Das Projekt entfaltet eine fesselnde Erzählung, die sich um die außergewöhnliche Handwerkskunst eines preisgekrönten Geigenbauers in Malaysia dreht. In einem Land, in dem der Geigenbau nicht alltäglich ist, möchte dieses Projekt die Leidenschaft und Entschlossenheit beleuchten, die in der Reise dieses Kunsthandwerkers stecken. Durch eine Reihe schöner, künstlerischer Bilder will das Projekt mehr als nur die technischen Aspekte vermitteln. Es ist bestrebt, eine hohe Wertschätzung für die Liebe des Handwerkers zu seiner Kunst hervorzurufen.
Das träfe auch für die Fotografie zu.
Jede Aufnahme erzählt eine Geschichte akribischer Hingabe und zeigt die Präzision und das Können, die erforderlich sind, um Werkstoffe in ein harmonisches Meisterwerk zu verwandeln. Es ist die Feier einer Kunstform, die über das Gewöhnliche hinausgeht, in einer Umgebung, in der eine derartige Handwerkskunst nicht unbedingt erwartet wird. Diese visuelle Reise versucht, die Betrachtenden mit der Seltenheit und Schönheit dieses Handwerks im malaysischen Kontext zu verbinden und bietet eine einzigartige Perspektive auf die Schnittstelle von Leidenschaft, Entschlossenheit und Handwerkskunst.
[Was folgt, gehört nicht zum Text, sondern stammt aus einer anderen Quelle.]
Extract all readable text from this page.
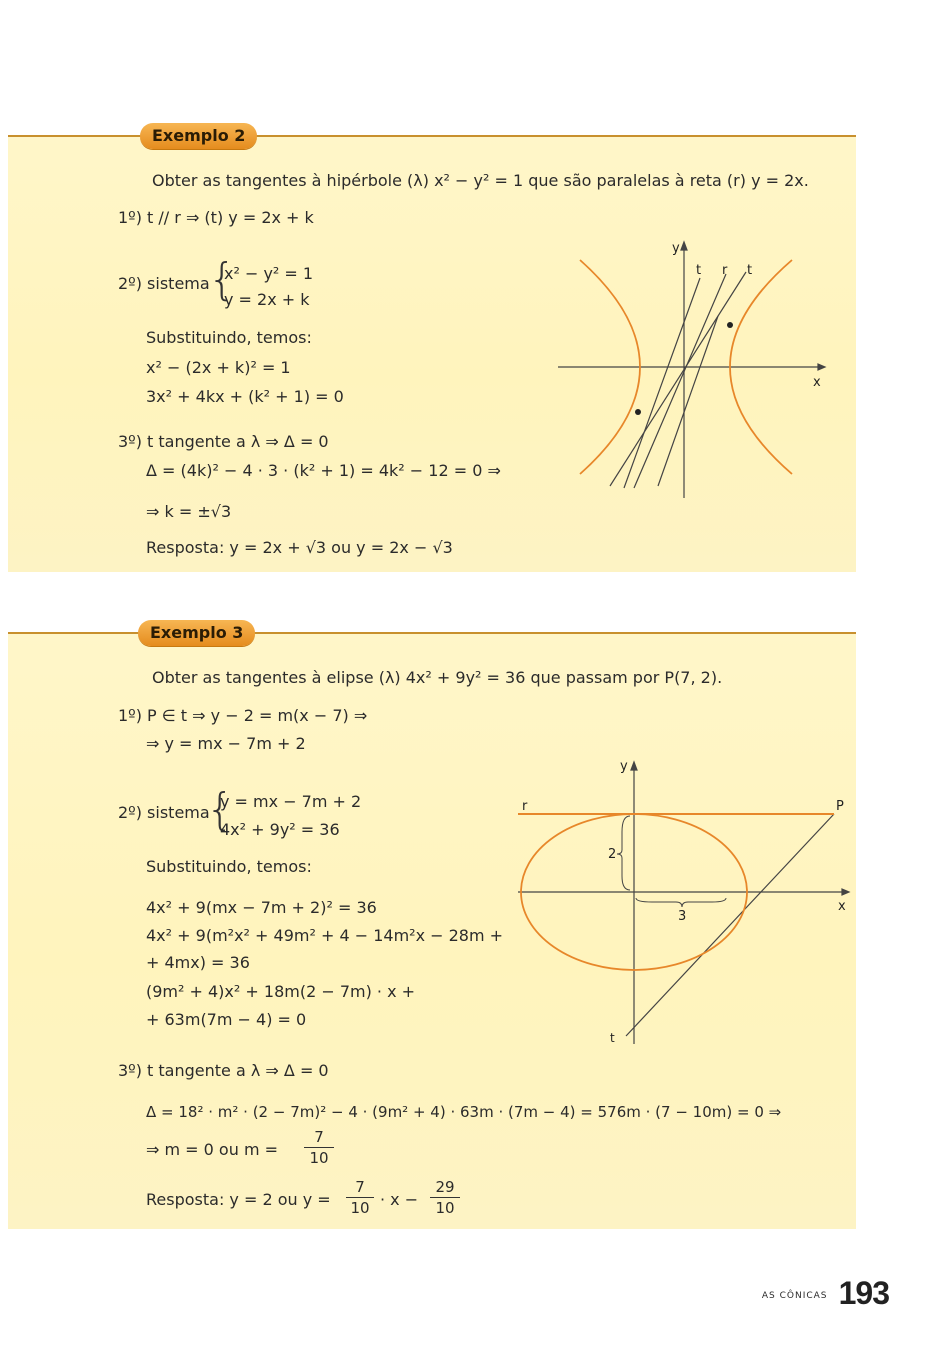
Exemplo 2
Obter as tangentes à hipérbole (λ) x² − y² = 1 que são paralelas à reta (r) y = 2x.
1º) t // r ⇒ (t) y = 2x + k
2º) sistema
{
x² − y² = 1
y = 2x + k
Substituindo, temos:
x² − (2x + k)² = 1
3x² + 4kx + (k² + 1) = 0
3º) t tangente a λ ⇒ Δ = 0
Δ = (4k)² − 4 · 3 · (k² + 1) = 4k² − 12 = 0 ⇒
⇒ k = ±√3
Resposta: y = 2x + √3 ou y = 2x − √3
y
x
t r t
Exemplo 3
Obter as tangentes à elipse (λ) 4x² + 9y² = 36 que passam por P(7, 2).
1º) P ∈ t ⇒ y − 2 = m(x − 7) ⇒
⇒ y = mx − 7m + 2
2º) sistema
{
y = mx − 7m + 2
4x² + 9y² = 36
Substituindo, temos:
4x² + 9(mx − 7m + 2)² = 36
4x² + 9(m²x² + 49m² + 4 − 14m²x − 28m +
+ 4mx) = 36
(9m² + 4)x² + 18m(2 − 7m) · x +
+ 63m(7m − 4) = 0
3º) t tangente a λ ⇒ Δ = 0
Δ = 18² · m² · (2 − 7m)² − 4 · (9m² + 4) · 63m · (7m − 4) = 576m · (7 − 10m) = 0 ⇒
⇒ m = 0 ou m =
7
10
Resposta: y = 2 ou y =
7
10 · x −
29
10
y
x
r	P
t
2
3
$^{AS CÔNICAS}$ 193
Wie beschreiben Sie Ihre fotografische Herangehensweise?
Ich glaube, dass es überall auf der Welt Schönheit gibt, oft an Orten, die wir übersehen. Mit meiner Art der Fotografie will ich nicht nur ein Bild festhalten, sondern verstehe sie als Mittel zur Schaffung von Kunst. Deshalb bemühe ich mich um Bilder, die mir ästhetisch gefallen. Ich werde weiterhin lernen und meine Fähigkeiten entwickeln, um meine kreative Vision zu verfolgen.
Was sind Ihre zukünftigen Absichten oder Herausforderungen?
In einer Zeit, in der Kunst und Handwerk zugunsten von Massenproduktion und Kostensenkung vernachlässigt werden, möchte ich auch in zukünftigen Projekten die Kunstfertigkeit der Handwerker präsentieren und hervorheben und so zur Bewahrung ihrer Fähigkeiten und Traditionen beitragen. Außerdem setze ich mich leidenschaftlich für die Community der Fotografinnen ein, um mehr Teilhabe und Gleichberechtigung in diesem Bereich zu fördern. Indem ich eng mit anderen Fotografinnen zusammenarbeite und sie ermutige, möchte ich zu einer vielfältigeren und lebendigeren fotografischen Community beitragen.
Geboren in Ipoh, Hauptstadt des malaysischen Bundesstaats Perak (und des Zinnbergbaus), hat Lydia Ho eine formale Ausbildung in Musikpädagogik absolviert. Ihre lebhafte Fantasie fand im Zeichnen von Geschichten ihren Ausdruck, die sie mit Schulfreundinnen und -freunden teilte. Sie brachten ihr auch Anerkennung und Auszeichnungen auf Schul- und Landesebene ein. Das führte sie schließlich in die Welt der Fotografie, für sie ein weiteres Ventil, um ihrer Kreativität Ausdruck zu verleihen. Ihr Talent fand Anerkennung bei angesehenen Institutionen wie dem Prix De La Photographie Paris (PX3) und dem International Photography Award (IPA). Ihre Bilder erschienen in Magazinen und Zeitungen wie Digital Camera, Design Concept und LFI.